04 August 2010

KENANGANKU DENGAN GUS DUR (24)

Muhammad AS Hikam

Sebagai salah seorang guru yang paling penting dalam kehidupan saya, Almaghfurlah Gus Dur tampaknya memang sosok dan tipe guru yang Non-konvensional. Metode yang dipakai untuk memberikan ilmu atau pemahaman kepada orang, menurut saya, memang sangat bervariasi. Saking bervariasinya, bukan tidak mungkin orang baru merasa bahwa Gus Dur memberikan "pelajaran" atau "ilmu" kepada orang tersebut setelah sekian lama berlangsung. Pengalaman ini menjadi salah satu kenangan saya dengan beliau, yaitu bagaimana cara GD melakukan transfer of experience secara intensif tetapi yang saya pahami setelah sekian lama berlangsung. Pada mulanya apa yang dilakukan oleh beliau saya pikir hanyalah sebagai suatu hal lumrah dan sekedar sebuah kebetulan belaka, sehingga saya juga tak merasakan sebagai sesuatu yang memang direncanakan beliau.

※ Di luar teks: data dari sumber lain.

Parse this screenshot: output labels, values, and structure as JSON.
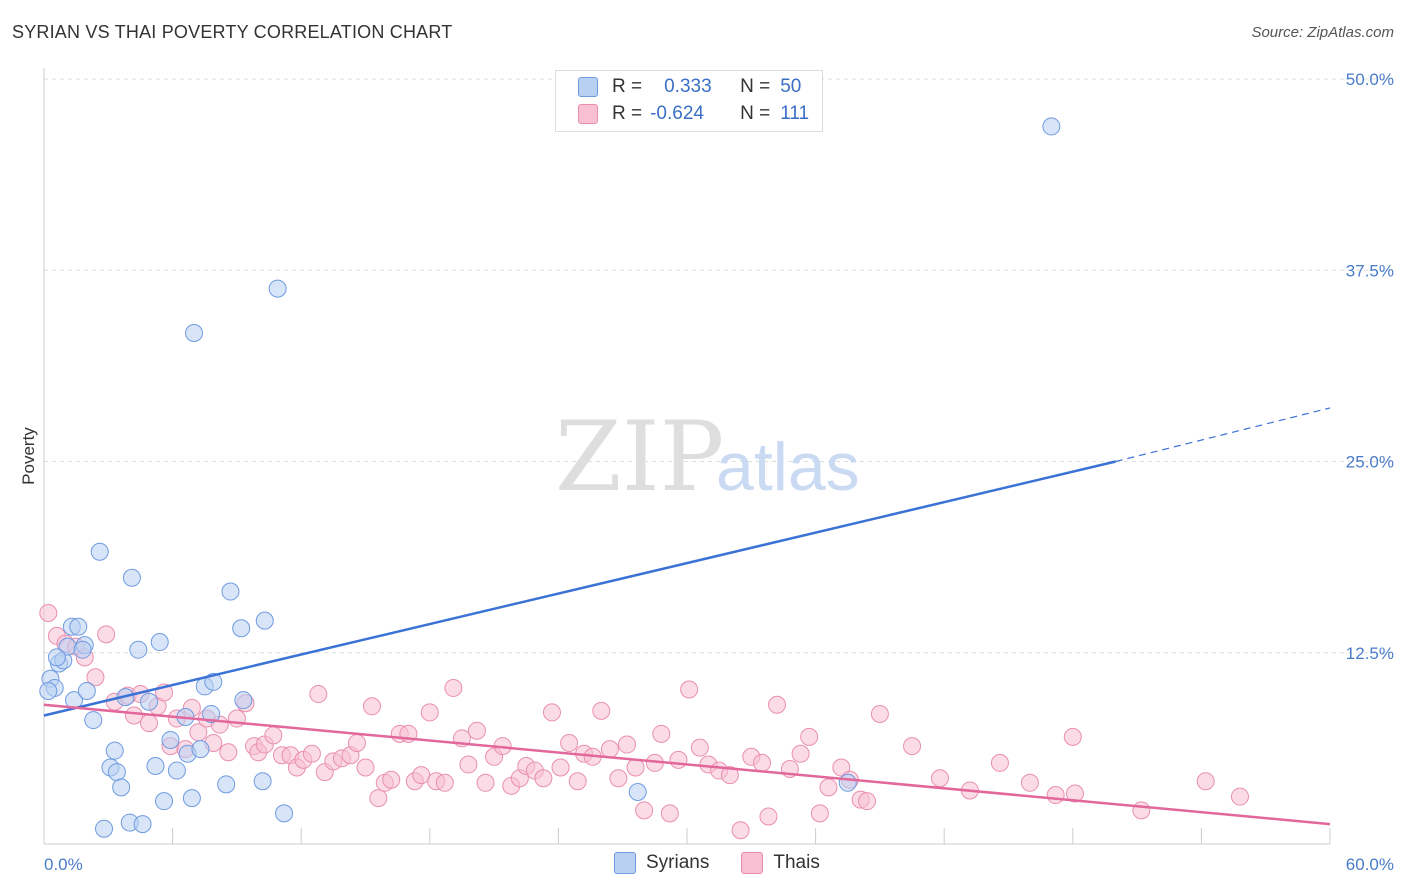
{
  "header": {
    "title": "SYRIAN VS THAI POVERTY CORRELATION CHART",
    "source": "Source: ZipAtlas.com"
  },
  "watermark": {
    "left": "ZIP",
    "right": "atlas"
  },
  "legend": {
    "rows": [
      {
        "r_label": "R =",
        "r_value": "0.333",
        "n_label": "N =",
        "n_value": "50"
      },
      {
        "r_label": "R =",
        "r_value": "-0.624",
        "n_label": "N =",
        "n_value": "111"
      }
    ]
  },
  "bottom_legend": {
    "items": [
      "Syrians",
      "Thais"
    ]
  },
  "colors": {
    "syrian_fill": "#b8d0f2",
    "syrian_stroke": "#6f9be0",
    "syrian_line": "#3a72d6",
    "thai_fill": "#f7bfd1",
    "thai_stroke": "#e98fb0",
    "thai_line": "#e2679a",
    "grid": "#dddddd",
    "tick_text": "#4a7cc9"
  },
  "chart_data": {
    "type": "scatter",
    "title": "SYRIAN VS THAI POVERTY CORRELATION CHART",
    "xlabel": "",
    "ylabel": "Poverty",
    "xlim": [
      0,
      60
    ],
    "ylim": [
      0,
      50
    ],
    "x_tick_labels": [
      "0.0%",
      "60.0%"
    ],
    "y_ticks": [
      12.5,
      25,
      37.5,
      50
    ],
    "y_tick_labels": [
      "12.5%",
      "25.0%",
      "37.5%",
      "50.0%"
    ],
    "grid": true,
    "series": [
      {
        "name": "Syrians",
        "r": 0.333,
        "n": 50,
        "trend": {
          "x_start": 0,
          "y_start": 8.4,
          "x_solid_end": 50,
          "y_solid_end": 25.0,
          "x_dash_end": 60,
          "y_dash_end": 28.5
        },
        "points": [
          [
            0.3,
            10.8
          ],
          [
            0.5,
            10.2
          ],
          [
            0.7,
            11.8
          ],
          [
            0.9,
            12.0
          ],
          [
            1.1,
            12.9
          ],
          [
            1.3,
            14.2
          ],
          [
            1.4,
            9.4
          ],
          [
            1.6,
            14.2
          ],
          [
            1.9,
            13.0
          ],
          [
            2.0,
            10.0
          ],
          [
            2.3,
            8.1
          ],
          [
            2.6,
            19.1
          ],
          [
            2.8,
            1.0
          ],
          [
            3.1,
            5.0
          ],
          [
            3.3,
            6.1
          ],
          [
            3.4,
            4.7
          ],
          [
            3.6,
            3.7
          ],
          [
            3.8,
            9.6
          ],
          [
            4.0,
            1.4
          ],
          [
            4.1,
            17.4
          ],
          [
            4.4,
            12.7
          ],
          [
            4.6,
            1.3
          ],
          [
            4.9,
            9.3
          ],
          [
            5.2,
            5.1
          ],
          [
            5.4,
            13.2
          ],
          [
            5.6,
            2.8
          ],
          [
            5.9,
            6.8
          ],
          [
            6.2,
            4.8
          ],
          [
            6.6,
            8.3
          ],
          [
            6.7,
            5.9
          ],
          [
            6.9,
            3.0
          ],
          [
            7.0,
            33.4
          ],
          [
            7.3,
            6.2
          ],
          [
            7.5,
            10.3
          ],
          [
            7.8,
            8.5
          ],
          [
            7.9,
            10.6
          ],
          [
            8.5,
            3.9
          ],
          [
            8.7,
            16.5
          ],
          [
            9.2,
            14.1
          ],
          [
            9.3,
            9.4
          ],
          [
            10.2,
            4.1
          ],
          [
            10.3,
            14.6
          ],
          [
            10.9,
            36.3
          ],
          [
            11.2,
            2.0
          ],
          [
            27.7,
            3.4
          ],
          [
            37.5,
            4.0
          ],
          [
            47.0,
            46.9
          ],
          [
            0.2,
            10.0
          ],
          [
            0.6,
            12.2
          ],
          [
            1.8,
            12.7
          ]
        ]
      },
      {
        "name": "Thais",
        "r": -0.624,
        "n": 111,
        "trend": {
          "x_start": 0,
          "y_start": 9.1,
          "x_end": 60,
          "y_end": 1.3
        },
        "points": [
          [
            0.2,
            15.1
          ],
          [
            0.6,
            13.6
          ],
          [
            1.0,
            13.1
          ],
          [
            1.5,
            12.9
          ],
          [
            1.9,
            12.2
          ],
          [
            2.4,
            10.9
          ],
          [
            2.9,
            13.7
          ],
          [
            3.3,
            9.3
          ],
          [
            3.9,
            9.7
          ],
          [
            4.2,
            8.4
          ],
          [
            4.5,
            9.8
          ],
          [
            4.9,
            7.9
          ],
          [
            5.3,
            9.0
          ],
          [
            5.6,
            9.9
          ],
          [
            5.9,
            6.4
          ],
          [
            6.2,
            8.2
          ],
          [
            6.6,
            6.2
          ],
          [
            6.9,
            8.9
          ],
          [
            7.2,
            7.3
          ],
          [
            7.6,
            8.2
          ],
          [
            7.9,
            6.6
          ],
          [
            8.2,
            7.8
          ],
          [
            8.6,
            6.0
          ],
          [
            9.0,
            8.2
          ],
          [
            9.4,
            9.2
          ],
          [
            9.8,
            6.4
          ],
          [
            10.0,
            6.0
          ],
          [
            10.3,
            6.5
          ],
          [
            10.7,
            7.1
          ],
          [
            11.1,
            5.8
          ],
          [
            11.5,
            5.8
          ],
          [
            11.8,
            5.0
          ],
          [
            12.1,
            5.5
          ],
          [
            12.5,
            5.9
          ],
          [
            12.8,
            9.8
          ],
          [
            13.1,
            4.7
          ],
          [
            13.5,
            5.4
          ],
          [
            13.9,
            5.6
          ],
          [
            14.3,
            5.8
          ],
          [
            14.6,
            6.6
          ],
          [
            15.0,
            5.0
          ],
          [
            15.3,
            9.0
          ],
          [
            15.6,
            3.0
          ],
          [
            15.9,
            4.0
          ],
          [
            16.2,
            4.2
          ],
          [
            16.6,
            7.2
          ],
          [
            17.0,
            7.2
          ],
          [
            17.3,
            4.1
          ],
          [
            17.6,
            4.5
          ],
          [
            18.0,
            8.6
          ],
          [
            18.3,
            4.1
          ],
          [
            18.7,
            4.0
          ],
          [
            19.1,
            10.2
          ],
          [
            19.5,
            6.9
          ],
          [
            19.8,
            5.2
          ],
          [
            20.2,
            7.4
          ],
          [
            20.6,
            4.0
          ],
          [
            21.0,
            5.7
          ],
          [
            21.4,
            6.4
          ],
          [
            21.8,
            3.8
          ],
          [
            22.2,
            4.3
          ],
          [
            22.5,
            5.1
          ],
          [
            22.9,
            4.8
          ],
          [
            23.3,
            4.3
          ],
          [
            23.7,
            8.6
          ],
          [
            24.1,
            5.0
          ],
          [
            24.5,
            6.6
          ],
          [
            24.9,
            4.1
          ],
          [
            25.2,
            5.9
          ],
          [
            25.6,
            5.7
          ],
          [
            26.0,
            8.7
          ],
          [
            26.4,
            6.2
          ],
          [
            26.8,
            4.3
          ],
          [
            27.2,
            6.5
          ],
          [
            27.6,
            5.0
          ],
          [
            28.0,
            2.2
          ],
          [
            28.5,
            5.3
          ],
          [
            28.8,
            7.2
          ],
          [
            29.2,
            2.0
          ],
          [
            29.6,
            5.5
          ],
          [
            30.1,
            10.1
          ],
          [
            30.6,
            6.3
          ],
          [
            31.0,
            5.2
          ],
          [
            31.5,
            4.8
          ],
          [
            32.0,
            4.5
          ],
          [
            32.5,
            0.9
          ],
          [
            33.0,
            5.7
          ],
          [
            33.5,
            5.3
          ],
          [
            33.8,
            1.8
          ],
          [
            34.2,
            9.1
          ],
          [
            34.8,
            4.9
          ],
          [
            35.3,
            5.9
          ],
          [
            35.7,
            7.0
          ],
          [
            36.2,
            2.0
          ],
          [
            36.6,
            3.7
          ],
          [
            37.2,
            5.0
          ],
          [
            37.6,
            4.2
          ],
          [
            38.1,
            2.9
          ],
          [
            38.4,
            2.8
          ],
          [
            39.0,
            8.5
          ],
          [
            40.5,
            6.4
          ],
          [
            41.8,
            4.3
          ],
          [
            43.2,
            3.5
          ],
          [
            44.6,
            5.3
          ],
          [
            46.0,
            4.0
          ],
          [
            47.2,
            3.2
          ],
          [
            48.0,
            7.0
          ],
          [
            48.1,
            3.3
          ],
          [
            51.2,
            2.2
          ],
          [
            54.2,
            4.1
          ],
          [
            55.8,
            3.1
          ]
        ]
      }
    ]
  }
}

Pengalaman ini berkaitan dengan bagaimana Gus Dur dalam beberapa kesempatan dimana semestinya beliau memberikan mauidloh hasanah, alias pidato, lalu tiba-tiba tidak jadi datang dan akhirnya saya yang mesti "ketiban sampur," istilah Jawanya, alias harus menjadi ban serep beliau. Padahal acara-acara tersebut adalah perhelatan yang melibatkan puluhan ribu massa dan event yang sangat penting seperti ulang tahun wafat (Khaul) Ulama pendiri Pesantren besar atau Khaul seorang Waliyullah yang sangat dihormati masyarakat di satu atau beberapa daerah. Kalau hal ini berlangsung hanya satu atau dua kali, barangkali saya tidak akan terlalu memikirkannya, tetapi karena yang saya ingat saja sudah lebih dari lima kali terjadi, maka akhirnya saya renung-renungkan apa maknanya.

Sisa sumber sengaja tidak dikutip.